Given the recent weakness, annual price growth is also slowing noticeably, falling to 6.4% from 6.8% a week earlier.
By individual capital, prices in Melbourne grew by 10.5% over the year, well below the high-teen levels seen just a few months ago.
The price deceleration in Sydney has been even more pronounced with prices now up just 6.7% from a year earlier. Given that prices were growing quickly 12 months ago, the annual growth rates will almost certainly slow further should recent trends continue.

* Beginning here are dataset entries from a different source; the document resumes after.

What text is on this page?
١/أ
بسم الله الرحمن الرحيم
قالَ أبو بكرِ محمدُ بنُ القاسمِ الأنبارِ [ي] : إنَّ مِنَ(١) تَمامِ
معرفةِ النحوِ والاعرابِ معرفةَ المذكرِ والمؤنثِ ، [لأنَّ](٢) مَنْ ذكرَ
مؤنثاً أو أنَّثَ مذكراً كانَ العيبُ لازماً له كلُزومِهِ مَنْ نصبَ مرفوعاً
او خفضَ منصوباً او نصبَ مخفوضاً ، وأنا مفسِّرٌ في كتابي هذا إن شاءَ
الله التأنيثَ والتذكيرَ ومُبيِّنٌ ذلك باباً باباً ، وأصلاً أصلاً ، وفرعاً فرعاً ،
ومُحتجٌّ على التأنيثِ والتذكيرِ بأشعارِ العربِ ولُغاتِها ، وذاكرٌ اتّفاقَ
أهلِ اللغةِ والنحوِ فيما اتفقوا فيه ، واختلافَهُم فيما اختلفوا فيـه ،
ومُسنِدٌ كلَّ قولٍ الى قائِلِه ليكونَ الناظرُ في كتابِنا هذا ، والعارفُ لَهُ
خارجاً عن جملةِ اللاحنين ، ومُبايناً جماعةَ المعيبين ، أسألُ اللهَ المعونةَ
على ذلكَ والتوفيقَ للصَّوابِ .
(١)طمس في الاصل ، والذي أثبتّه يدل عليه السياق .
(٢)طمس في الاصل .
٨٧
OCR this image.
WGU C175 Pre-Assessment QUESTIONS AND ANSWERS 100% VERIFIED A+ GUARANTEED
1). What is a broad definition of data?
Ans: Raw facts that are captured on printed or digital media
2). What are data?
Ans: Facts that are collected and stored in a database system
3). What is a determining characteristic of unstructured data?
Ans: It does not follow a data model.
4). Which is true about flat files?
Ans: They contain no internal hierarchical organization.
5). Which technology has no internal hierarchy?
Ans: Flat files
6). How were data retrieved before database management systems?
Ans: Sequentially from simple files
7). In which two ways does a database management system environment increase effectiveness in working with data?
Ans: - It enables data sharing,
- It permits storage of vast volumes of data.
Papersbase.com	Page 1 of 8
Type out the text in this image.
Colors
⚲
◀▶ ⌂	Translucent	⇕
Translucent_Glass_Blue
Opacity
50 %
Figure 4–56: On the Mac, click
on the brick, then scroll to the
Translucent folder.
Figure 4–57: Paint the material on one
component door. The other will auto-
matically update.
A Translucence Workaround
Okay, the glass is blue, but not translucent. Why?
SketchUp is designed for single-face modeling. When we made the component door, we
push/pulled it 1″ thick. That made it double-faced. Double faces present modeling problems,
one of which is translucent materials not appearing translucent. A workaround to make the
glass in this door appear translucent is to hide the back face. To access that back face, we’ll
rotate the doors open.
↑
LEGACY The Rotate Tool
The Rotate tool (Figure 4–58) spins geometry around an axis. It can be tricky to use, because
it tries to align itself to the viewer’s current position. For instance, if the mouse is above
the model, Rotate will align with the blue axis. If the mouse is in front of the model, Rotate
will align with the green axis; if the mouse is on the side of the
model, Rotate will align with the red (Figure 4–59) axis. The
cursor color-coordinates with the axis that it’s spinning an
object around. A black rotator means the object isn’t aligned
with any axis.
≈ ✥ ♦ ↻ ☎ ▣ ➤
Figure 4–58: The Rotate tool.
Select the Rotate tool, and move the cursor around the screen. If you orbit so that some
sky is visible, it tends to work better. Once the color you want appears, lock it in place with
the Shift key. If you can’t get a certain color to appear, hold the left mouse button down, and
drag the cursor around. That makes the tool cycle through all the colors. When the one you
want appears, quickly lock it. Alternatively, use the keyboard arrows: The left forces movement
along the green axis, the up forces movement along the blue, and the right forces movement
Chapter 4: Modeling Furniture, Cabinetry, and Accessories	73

Of the other state capitals, prices in Adelaide and Brisbane have risen by 4.1% and 2.6% respectively over the year. Perth, despite improving economic conditions and firmer commodity prices, continues to lag the national average with prices falling 2.8% from 12 months earlier.
Combined, prices nationally rose by 6.4% over the past year in weighted terms.
While tighter restrictions on investor housing finance and affordability constraints have undoubtedly contributed to the slowdown across the broader housing market, higher stock availability is another factor creating headwinds for prices.
According to CoreLogic, there were 115,487 properties listed for sale across the nation’s capitals last week, up 2.3% from the levels seen 12 months earlier.
As seen in the chart below, the total number of listings is now the highest level seen in several years.
Listings in Sydney, where prices are now falling, have surged by 20.1% to 26,886 over that period.
In Melbourne, where price growth continues to outperform, there are currently 32,129 properties listed for sale, up just 1.5% on the levels of a year earlier.
There is also greater stock available for sale in Brisbane, Adelaide and Canberra, something that should be watched closely for clues as to what direction prices may move in those centres in the months ahead.
In Hobart, where prices are currently growing the fastest of any capital city, total listings have fallen by 33.1% over the year.
Listings have also fallen by 13.9% and 3.7% in Perth and Darwin, although, in stark contrast to Hobart, this follows a prolonged period of previous price weakness.
The reduction could be interpreted as a sign that the worst of the price declines in these cities may now be over.